In the end, it took me a year of diligent rummaging to save up for that bike and with it, my course was set. I was able to expand my paper route and gain more customers. Twice as many as in fact. More customers meant more revenue. More revenue meant more opportunity as I invested the extra money into other endeavors. I turned my paper route money into a mini landscaping business. I roamed the neighborhoods on that bike looking for old lawn mowers that I could buy and fix. As I began to gain more clients, I invested most of that money back into new equipment. At fourteen, I had two or three lawn mowers, some hedge clippers and a couple weed whackers and every summer I hit up my regular customers for more work. The more tools I collected, the more services I could offer.

Now I was beginning to learn about running my own business. I was learning that efficiency and customer service lead to new clients. New clients obviously yielded more revenue. Eventually, as I came of age, I replaced that bike with a car. Nothing fancy of course but it got me from point A to B and allowed me to travel greater distances to pick up more jobs. These are the jobs that kept me on the straight and narrow in my personal life. Without them, I would have strayed off course like most of my friends (I even had to testify in a murder trial against one of them). Staying the course allowed me to put myself through college. Excelling in college allowed me to put myself through law school. My law degree lead to job with as general counsel for a large marketing firm. That job is where I cultivated the skills needed to start my own Direct Marketing company. That company grew to be the full-service multi-million dollar firm that it is today and which has been included for three consecutive years by Inc. Magazine on its annual 500/5000 list of America’s fastest growing private companies.
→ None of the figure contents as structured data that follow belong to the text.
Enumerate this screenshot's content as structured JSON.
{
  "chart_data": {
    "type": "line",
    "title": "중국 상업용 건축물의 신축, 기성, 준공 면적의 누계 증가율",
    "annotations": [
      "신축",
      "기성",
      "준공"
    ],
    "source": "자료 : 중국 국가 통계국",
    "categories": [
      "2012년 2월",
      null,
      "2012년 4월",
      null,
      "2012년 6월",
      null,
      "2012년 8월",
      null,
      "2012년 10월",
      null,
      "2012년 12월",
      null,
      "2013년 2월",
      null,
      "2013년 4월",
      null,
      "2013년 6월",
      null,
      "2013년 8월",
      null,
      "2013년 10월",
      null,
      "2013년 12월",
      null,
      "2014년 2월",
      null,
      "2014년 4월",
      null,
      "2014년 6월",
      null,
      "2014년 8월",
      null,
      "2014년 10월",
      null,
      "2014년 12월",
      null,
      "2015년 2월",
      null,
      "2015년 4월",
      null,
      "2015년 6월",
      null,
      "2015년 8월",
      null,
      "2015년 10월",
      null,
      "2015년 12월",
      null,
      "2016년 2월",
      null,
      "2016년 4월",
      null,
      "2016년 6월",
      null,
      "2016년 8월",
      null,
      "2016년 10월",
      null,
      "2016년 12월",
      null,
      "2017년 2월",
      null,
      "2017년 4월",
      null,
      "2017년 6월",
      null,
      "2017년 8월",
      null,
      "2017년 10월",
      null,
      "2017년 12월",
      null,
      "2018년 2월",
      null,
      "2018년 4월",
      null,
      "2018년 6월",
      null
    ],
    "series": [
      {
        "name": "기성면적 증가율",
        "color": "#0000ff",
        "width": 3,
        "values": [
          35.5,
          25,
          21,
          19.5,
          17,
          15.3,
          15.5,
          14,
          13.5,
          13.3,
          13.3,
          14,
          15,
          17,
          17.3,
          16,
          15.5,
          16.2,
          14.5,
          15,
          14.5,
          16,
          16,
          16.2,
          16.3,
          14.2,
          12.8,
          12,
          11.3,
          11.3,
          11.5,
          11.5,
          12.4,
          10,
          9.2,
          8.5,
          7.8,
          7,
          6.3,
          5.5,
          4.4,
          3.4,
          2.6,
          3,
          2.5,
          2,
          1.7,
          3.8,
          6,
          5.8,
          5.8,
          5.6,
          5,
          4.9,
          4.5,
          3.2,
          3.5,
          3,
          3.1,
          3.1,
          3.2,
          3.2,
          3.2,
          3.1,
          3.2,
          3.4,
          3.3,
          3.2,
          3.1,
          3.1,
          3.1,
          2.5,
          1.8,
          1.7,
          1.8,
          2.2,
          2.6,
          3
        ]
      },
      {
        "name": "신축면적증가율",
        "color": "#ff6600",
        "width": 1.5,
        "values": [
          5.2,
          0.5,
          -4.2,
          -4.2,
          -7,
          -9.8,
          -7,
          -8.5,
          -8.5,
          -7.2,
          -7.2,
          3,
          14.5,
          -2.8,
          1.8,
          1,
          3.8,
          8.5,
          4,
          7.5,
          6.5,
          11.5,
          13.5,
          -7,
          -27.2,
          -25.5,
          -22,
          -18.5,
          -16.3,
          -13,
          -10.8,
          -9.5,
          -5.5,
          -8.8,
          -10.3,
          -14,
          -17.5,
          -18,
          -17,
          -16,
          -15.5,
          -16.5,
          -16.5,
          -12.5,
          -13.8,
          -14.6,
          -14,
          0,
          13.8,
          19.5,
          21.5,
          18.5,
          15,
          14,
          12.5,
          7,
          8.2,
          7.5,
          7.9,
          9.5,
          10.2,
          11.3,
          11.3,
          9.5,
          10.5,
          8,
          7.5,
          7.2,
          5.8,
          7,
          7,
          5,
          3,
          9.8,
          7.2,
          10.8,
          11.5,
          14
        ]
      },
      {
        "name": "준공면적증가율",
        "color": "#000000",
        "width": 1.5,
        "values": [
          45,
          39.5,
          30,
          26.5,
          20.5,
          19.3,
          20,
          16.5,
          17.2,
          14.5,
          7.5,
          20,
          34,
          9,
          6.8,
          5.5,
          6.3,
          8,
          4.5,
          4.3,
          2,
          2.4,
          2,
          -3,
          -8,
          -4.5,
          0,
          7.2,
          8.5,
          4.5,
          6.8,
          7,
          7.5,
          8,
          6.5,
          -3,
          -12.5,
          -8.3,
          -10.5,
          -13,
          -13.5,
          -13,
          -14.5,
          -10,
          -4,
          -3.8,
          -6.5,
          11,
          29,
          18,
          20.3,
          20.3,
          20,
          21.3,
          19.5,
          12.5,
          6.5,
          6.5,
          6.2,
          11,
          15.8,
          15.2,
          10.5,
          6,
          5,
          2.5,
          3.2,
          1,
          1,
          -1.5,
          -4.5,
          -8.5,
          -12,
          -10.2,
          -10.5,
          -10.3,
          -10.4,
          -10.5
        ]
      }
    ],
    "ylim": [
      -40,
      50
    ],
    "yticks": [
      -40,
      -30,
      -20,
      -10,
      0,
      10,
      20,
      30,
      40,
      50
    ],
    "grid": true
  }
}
My idea goal is to share this story with as many people as possible as a way to inspire them to develop their own course in life.  I'm an average guy who learned the power of a strong work ethic from an early age. It helped me overcome crime, family drug and alcohol abuse and poverty and allowed me to make millions. Each stage along the way accrued wealth and knowledge and incrementally boosted my baseline net worth. I have shared these stories and techniques in my books and my previous speaking engagements and relish every chance to do so. I would be honored to be chosen to share the idea that, no matter what your goal, no matter what your baseline, you can build upon your net worth with incremental steps which will ultimately set you up for success. You may not turn 5 cents into 5 million dollars, but it may set you onto a course for a better job, a new house, or to master a new skill.